Early advice, not soft defaults best for retirement: Brighter Super

Brighter Super head of retirement Jennifer McSpadden

While soft defaults are increasingly being considered as an option for helping millions of Australians into retirement, they might not be the best way of making them more confident or helping them achieve their retirement goals, according to Jennifer McSpadden, Brighter Super head of retirement.  
 
“Whether or not there’s a role [for soft defaults] to play there, we would always maintain that the best outcome is that somebody has thought about it and has made a decision for themselves,” McSpadden said. “[Brighter Super’s retirement product] RetireEasy is somewhat a soft default in that we have done pre-selections for them, but they still have to take that step.” 
 
McSpadden was speaking at the launch of the 2025 Brighter Super and Investment Trends 2025 Retirement Income Report, which found that those who feel more prepared for retirement are more likely to have begun planning earlier, received advice and have higher average super balances.  
 
But only 38 per cent of respondents to the survey reported feeling prepared for retirement – something that McSpadden believes is better addressed by getting them advice, as well as tools and education through webinars, earlier rather than pushing them into soft or hard defaults later.  
 
“It’s no good going in and seeing an adviser if you haven’t actually had an opportunity to think about what it is that you want to do when you retire,” McSpadden said.  
 
So having that chance to reflect on what life will be like, what you’re going to do with your time on an average Tuesday, is really important to have in the back of your mind when you sit with an adviser, because they can’t do the thinking for you.” 
 
To get advice to their members earlier in their lives, super funds need more data to “nudge them with the right information at the right time”.  
 
“Sometimes that is a challenge because super funds don’t have all that information at hand,” McSpadden said.
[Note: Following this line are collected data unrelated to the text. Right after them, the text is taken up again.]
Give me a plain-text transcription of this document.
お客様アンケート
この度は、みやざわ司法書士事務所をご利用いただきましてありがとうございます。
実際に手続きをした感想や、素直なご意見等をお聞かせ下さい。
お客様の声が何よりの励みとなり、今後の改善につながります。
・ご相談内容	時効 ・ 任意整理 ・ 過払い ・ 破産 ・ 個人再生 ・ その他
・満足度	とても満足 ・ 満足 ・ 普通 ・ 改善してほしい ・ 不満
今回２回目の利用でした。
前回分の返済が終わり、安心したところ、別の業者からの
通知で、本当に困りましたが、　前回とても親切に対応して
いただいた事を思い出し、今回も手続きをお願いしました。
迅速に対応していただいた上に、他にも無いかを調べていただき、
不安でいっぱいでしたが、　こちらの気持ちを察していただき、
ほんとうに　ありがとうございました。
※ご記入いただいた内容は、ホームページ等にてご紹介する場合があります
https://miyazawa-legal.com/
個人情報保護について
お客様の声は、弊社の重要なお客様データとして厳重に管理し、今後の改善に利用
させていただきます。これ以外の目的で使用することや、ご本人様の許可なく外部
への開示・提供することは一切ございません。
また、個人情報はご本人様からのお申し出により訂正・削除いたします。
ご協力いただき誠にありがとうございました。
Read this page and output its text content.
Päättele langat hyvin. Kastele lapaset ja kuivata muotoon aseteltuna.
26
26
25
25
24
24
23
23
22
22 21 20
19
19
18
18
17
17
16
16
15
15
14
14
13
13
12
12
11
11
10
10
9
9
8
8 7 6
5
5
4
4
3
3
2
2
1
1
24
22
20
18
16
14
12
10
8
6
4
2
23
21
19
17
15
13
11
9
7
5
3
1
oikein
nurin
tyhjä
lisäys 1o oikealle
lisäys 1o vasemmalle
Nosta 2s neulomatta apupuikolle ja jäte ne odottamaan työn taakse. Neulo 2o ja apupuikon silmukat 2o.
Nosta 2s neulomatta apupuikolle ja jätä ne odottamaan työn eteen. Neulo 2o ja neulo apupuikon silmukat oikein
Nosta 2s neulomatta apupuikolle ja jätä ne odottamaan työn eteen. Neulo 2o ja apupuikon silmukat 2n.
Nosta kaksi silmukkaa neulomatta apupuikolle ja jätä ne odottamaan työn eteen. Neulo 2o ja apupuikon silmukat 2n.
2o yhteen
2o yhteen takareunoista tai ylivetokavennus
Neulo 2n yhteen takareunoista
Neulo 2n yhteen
We tend to look at it based on age and account balance and send nudges hopefully at a time that they’re ready to listen.  
 
But a nudge can be about showing them exactly where they’re up to. So we often think that statements are really good, but being able to project for them on a member statement each year when they log in, that this is what their retirement income will be, at least prompting them to start thinking about whether it’s going to be enough.”  
 
But there’s also the prospect that funds will collect too much data, or data that isn’t useful in the long-term.  
 
“The ideal situation would be that when they’re engaging, that’s when we ask them the right questions. So we do we have a calculator [that says] what age can they retire? And at that point they’re dropping in information that’s current for them right then: do they own their own home, what’s their debt, what’re their goals?  
 
“I think in an ideal world the regulator wants us to have a whole lot of information about them – do they have a mortgage, do they have a spouse, do they own their own house, are there any beneficiaries? That would be nice, but then that is also where it strays into delivering actual personal financial advice.”  
 
McSpadden calls Brighter Super’s Retire Easy account, which it launched last year, the “training wheels of pensions”, and says that pre-selected investment and payment options allow them to get a feel for their behaviour in retirement.  
 
“Then when they’ve got a bit more confidence about what it’s like living in retirement, because we do see that people feel a sense of uncertainty before they retire, there’s this miraculous change when they do retire and they start to experience life.”